# Talk:Bayesian statistics

## Examples of Forecasting with Bayes Theorem

Bayes theorem is an important tool for forecasting. The recent book by Nate Silver, "The Signal and the Noise" makes this point well. I suggest adding several example problems to this course to illustrate the use and power of Bayes Theorem as a forecasting tool. See, for example: http://allendowney.blogspot.com/2011/10/my-favorite-bayess-theorem-problems.html and http://www.math.hmc.edu/funfacts/ffiles/30002.6.shtml and several examples from the Nate Silver book. Consider integrating other material into the course, such as this video: http://www.khanacademy.org/math/applied-math/cryptography/random-algorithms-probability/v/bayes-theorem-visualized

Let me know if you see this as a valuable contribution to the course, if this is something you plan to do, or if you would like me to take the lead in this.

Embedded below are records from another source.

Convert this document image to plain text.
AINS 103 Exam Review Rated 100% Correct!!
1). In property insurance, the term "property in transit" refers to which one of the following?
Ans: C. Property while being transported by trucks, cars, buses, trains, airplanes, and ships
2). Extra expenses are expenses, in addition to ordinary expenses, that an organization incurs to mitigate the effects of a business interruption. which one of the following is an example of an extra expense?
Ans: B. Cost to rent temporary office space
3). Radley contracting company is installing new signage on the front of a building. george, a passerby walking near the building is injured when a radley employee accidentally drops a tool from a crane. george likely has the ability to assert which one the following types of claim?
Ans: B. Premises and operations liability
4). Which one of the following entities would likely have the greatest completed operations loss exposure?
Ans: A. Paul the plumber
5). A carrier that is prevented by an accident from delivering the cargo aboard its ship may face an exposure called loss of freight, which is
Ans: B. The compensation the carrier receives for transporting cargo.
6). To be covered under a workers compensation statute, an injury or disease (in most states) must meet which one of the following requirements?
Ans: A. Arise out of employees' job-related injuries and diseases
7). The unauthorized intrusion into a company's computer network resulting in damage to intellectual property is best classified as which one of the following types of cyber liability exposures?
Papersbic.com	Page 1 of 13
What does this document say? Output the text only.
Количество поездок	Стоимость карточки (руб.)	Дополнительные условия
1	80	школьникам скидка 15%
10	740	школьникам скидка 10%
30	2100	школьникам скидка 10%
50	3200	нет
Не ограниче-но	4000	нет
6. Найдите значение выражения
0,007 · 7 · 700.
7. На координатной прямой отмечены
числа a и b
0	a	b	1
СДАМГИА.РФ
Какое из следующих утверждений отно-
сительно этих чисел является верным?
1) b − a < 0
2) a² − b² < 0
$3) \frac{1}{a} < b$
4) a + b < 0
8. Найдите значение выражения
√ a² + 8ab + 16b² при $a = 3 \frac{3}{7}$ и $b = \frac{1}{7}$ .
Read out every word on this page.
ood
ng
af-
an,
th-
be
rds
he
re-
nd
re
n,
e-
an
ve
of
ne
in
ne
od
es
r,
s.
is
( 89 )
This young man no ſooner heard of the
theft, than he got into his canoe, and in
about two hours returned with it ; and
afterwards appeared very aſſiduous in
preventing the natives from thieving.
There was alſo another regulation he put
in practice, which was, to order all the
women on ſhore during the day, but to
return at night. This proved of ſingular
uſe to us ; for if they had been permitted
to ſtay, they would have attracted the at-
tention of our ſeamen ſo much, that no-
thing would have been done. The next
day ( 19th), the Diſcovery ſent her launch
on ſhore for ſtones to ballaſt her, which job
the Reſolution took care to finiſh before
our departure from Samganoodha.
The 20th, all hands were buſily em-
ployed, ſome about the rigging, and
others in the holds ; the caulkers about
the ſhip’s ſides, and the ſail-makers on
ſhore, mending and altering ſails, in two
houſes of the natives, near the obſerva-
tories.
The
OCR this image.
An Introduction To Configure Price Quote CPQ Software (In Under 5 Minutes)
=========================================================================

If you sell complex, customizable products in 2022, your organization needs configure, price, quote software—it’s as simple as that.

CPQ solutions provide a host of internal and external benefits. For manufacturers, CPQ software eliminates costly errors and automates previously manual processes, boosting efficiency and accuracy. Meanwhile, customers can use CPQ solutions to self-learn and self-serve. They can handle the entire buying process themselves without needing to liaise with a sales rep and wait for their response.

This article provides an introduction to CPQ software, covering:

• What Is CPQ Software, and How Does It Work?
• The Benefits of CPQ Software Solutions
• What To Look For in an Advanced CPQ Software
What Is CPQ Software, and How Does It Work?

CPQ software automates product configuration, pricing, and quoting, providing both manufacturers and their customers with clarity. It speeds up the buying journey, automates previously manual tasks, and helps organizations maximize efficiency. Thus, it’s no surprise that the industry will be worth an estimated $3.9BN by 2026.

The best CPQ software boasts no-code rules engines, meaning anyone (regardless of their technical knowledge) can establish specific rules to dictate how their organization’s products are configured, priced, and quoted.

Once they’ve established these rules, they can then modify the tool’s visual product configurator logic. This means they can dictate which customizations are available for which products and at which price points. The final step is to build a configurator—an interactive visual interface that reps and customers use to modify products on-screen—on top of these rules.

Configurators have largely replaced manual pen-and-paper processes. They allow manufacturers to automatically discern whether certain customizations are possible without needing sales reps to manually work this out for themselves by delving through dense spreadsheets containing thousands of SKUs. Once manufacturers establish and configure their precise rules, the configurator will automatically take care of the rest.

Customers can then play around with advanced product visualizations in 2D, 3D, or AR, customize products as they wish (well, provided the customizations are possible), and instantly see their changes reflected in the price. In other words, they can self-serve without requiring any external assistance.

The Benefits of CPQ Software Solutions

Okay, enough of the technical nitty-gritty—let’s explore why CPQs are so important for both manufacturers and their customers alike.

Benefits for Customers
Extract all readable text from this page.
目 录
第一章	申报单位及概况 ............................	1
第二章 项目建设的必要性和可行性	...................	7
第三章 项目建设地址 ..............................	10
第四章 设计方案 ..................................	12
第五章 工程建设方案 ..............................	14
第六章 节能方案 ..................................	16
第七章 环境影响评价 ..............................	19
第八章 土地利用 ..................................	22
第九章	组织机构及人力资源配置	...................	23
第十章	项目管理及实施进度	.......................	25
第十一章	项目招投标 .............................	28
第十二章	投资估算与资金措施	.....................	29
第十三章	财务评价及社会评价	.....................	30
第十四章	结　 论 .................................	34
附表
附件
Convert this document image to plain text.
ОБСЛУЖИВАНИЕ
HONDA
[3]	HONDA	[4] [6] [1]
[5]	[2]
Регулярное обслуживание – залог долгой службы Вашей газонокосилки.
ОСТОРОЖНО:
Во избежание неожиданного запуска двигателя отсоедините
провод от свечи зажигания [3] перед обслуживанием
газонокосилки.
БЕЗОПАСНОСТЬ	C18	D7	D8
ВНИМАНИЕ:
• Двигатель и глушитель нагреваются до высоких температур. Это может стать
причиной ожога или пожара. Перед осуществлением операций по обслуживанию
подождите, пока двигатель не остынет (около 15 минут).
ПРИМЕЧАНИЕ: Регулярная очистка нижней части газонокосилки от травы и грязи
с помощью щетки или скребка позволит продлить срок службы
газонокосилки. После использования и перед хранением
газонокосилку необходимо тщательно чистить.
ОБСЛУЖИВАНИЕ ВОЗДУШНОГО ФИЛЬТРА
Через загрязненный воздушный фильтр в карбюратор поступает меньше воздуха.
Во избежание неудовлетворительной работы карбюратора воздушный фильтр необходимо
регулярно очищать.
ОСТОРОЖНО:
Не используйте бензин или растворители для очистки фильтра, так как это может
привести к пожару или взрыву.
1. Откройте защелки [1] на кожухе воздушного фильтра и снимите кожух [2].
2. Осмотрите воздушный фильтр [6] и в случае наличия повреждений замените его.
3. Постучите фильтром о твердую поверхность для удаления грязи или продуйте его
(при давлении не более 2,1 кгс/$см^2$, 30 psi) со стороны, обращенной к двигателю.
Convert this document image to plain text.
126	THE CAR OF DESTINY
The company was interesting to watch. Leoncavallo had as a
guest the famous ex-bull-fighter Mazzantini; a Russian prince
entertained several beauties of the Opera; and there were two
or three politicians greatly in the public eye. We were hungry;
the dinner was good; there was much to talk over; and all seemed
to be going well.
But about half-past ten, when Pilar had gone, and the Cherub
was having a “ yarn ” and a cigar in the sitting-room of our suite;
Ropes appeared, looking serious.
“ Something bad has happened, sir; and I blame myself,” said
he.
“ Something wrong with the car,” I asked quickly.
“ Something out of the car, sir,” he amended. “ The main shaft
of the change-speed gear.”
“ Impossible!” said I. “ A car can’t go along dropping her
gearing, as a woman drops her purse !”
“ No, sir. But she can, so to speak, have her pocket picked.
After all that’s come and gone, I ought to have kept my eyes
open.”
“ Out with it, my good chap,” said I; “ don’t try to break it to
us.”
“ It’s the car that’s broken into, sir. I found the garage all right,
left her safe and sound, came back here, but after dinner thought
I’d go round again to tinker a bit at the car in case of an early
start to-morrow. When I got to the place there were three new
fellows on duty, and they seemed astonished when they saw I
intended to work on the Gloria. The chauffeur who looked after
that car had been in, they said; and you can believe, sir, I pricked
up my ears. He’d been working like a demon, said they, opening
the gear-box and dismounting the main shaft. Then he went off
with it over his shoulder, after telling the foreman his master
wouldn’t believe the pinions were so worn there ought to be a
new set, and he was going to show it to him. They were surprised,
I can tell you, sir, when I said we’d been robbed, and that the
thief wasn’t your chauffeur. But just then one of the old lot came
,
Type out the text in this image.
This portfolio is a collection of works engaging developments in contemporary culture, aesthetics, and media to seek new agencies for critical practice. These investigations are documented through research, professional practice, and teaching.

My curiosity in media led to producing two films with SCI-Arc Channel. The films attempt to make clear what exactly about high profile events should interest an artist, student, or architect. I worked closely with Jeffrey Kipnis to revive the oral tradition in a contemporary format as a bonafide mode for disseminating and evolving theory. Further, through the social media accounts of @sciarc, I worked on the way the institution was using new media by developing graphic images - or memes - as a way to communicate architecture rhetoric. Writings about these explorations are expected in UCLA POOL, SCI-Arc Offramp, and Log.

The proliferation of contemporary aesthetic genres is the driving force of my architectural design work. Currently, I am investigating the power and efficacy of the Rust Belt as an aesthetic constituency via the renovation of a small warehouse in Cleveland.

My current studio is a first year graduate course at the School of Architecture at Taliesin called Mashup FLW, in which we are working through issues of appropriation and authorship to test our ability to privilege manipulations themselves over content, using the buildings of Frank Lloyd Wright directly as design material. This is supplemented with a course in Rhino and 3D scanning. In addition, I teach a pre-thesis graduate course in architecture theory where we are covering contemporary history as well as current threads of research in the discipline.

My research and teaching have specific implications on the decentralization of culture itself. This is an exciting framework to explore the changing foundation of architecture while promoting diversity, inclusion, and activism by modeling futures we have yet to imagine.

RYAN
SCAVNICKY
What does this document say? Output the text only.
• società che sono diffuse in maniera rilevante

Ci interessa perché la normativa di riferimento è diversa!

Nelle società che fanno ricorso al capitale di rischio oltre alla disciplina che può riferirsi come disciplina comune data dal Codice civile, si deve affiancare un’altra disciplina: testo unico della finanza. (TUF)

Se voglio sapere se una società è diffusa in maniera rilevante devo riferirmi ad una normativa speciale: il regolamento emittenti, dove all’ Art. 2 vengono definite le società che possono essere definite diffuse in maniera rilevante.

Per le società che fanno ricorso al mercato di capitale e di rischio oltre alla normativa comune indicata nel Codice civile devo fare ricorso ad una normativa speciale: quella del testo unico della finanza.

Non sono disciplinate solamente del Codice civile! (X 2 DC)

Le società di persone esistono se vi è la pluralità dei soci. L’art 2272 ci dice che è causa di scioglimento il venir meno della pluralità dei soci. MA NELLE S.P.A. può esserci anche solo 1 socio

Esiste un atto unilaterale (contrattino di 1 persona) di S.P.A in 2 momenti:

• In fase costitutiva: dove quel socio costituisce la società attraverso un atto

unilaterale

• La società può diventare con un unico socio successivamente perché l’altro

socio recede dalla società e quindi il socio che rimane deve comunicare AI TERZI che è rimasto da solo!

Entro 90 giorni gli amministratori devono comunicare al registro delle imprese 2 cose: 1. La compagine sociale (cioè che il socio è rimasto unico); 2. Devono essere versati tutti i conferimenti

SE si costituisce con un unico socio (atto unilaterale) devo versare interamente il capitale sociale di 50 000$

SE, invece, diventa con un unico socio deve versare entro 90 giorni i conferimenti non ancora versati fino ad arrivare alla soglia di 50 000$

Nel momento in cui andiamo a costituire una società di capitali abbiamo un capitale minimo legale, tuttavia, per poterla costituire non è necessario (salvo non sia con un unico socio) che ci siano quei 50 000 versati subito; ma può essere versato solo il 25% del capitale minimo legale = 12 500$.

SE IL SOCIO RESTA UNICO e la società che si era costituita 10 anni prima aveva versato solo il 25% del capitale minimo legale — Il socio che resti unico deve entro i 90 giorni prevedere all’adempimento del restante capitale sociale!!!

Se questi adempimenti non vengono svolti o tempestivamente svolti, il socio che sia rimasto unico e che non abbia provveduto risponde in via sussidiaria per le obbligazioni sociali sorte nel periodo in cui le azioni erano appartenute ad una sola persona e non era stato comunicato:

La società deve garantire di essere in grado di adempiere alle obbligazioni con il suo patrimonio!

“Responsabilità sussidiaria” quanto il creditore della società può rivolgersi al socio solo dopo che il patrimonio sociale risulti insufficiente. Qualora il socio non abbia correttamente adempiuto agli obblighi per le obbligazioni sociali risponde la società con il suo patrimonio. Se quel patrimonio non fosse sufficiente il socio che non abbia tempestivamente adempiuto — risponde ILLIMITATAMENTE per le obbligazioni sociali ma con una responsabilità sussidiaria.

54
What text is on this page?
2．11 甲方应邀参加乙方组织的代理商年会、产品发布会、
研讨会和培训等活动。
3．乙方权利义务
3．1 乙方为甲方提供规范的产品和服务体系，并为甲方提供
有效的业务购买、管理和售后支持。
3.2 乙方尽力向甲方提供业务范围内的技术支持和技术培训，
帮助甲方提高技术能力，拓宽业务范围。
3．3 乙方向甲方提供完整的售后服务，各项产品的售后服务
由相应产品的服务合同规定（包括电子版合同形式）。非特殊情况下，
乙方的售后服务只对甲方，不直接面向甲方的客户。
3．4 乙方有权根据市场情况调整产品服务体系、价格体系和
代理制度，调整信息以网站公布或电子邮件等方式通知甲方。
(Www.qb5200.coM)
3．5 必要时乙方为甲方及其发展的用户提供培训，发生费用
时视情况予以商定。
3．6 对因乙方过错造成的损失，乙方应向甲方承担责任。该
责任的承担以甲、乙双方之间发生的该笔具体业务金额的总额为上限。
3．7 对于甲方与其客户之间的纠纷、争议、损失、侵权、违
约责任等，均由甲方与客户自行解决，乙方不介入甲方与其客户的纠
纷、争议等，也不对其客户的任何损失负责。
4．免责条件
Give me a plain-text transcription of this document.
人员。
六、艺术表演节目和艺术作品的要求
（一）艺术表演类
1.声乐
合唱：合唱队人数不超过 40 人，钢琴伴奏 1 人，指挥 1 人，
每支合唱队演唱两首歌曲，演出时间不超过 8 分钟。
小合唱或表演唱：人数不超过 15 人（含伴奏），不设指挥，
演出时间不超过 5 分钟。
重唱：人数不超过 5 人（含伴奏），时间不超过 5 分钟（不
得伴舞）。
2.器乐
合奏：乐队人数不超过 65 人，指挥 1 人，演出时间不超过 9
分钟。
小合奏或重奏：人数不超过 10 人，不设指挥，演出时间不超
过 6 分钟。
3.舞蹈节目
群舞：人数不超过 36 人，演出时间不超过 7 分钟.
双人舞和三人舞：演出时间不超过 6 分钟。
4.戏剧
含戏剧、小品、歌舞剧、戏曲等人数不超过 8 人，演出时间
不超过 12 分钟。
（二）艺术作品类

Thanks! --Lbeaumont (discusscontribs) 21:26, 23 October 2013 (UTC)

## For events that are not disjoint, we end up with the following probability definition.

Actually the formula you show (with the subtraction of the combined events) in the next line is always correct. The simpler formula is just an instance of this where the subtracted term is zero. It may be helpful to mention this unification of the two formulas. --Lbeaumont (discusscontribs) 21:39, 23 October 2013 (UTC)

## Random Variables

The first paragraph in the "Random Variables" section does not seem related to random variables. What is the connection? Can you describe that connection more clearly? --Lbeaumont (discusscontribs) 21:46, 23 October 2013 (UTC)

## extremely large

The section on Discrete and Continuous Random Variables includes the statement: For continuous random variables, we cannot list all possible values that a continuous variable can take because the number of values it can take is extremely large.

Indeed, the number of outcomes is infinite, not just extremely large. This should be rewritten to say: For continuous random variables, we cannot list all possible values that a continuous variable can take because the number of values it can take is infinite.

Thanks! --Lbeaumont (discusscontribs) 21:50, 23 October 2013 (UTC)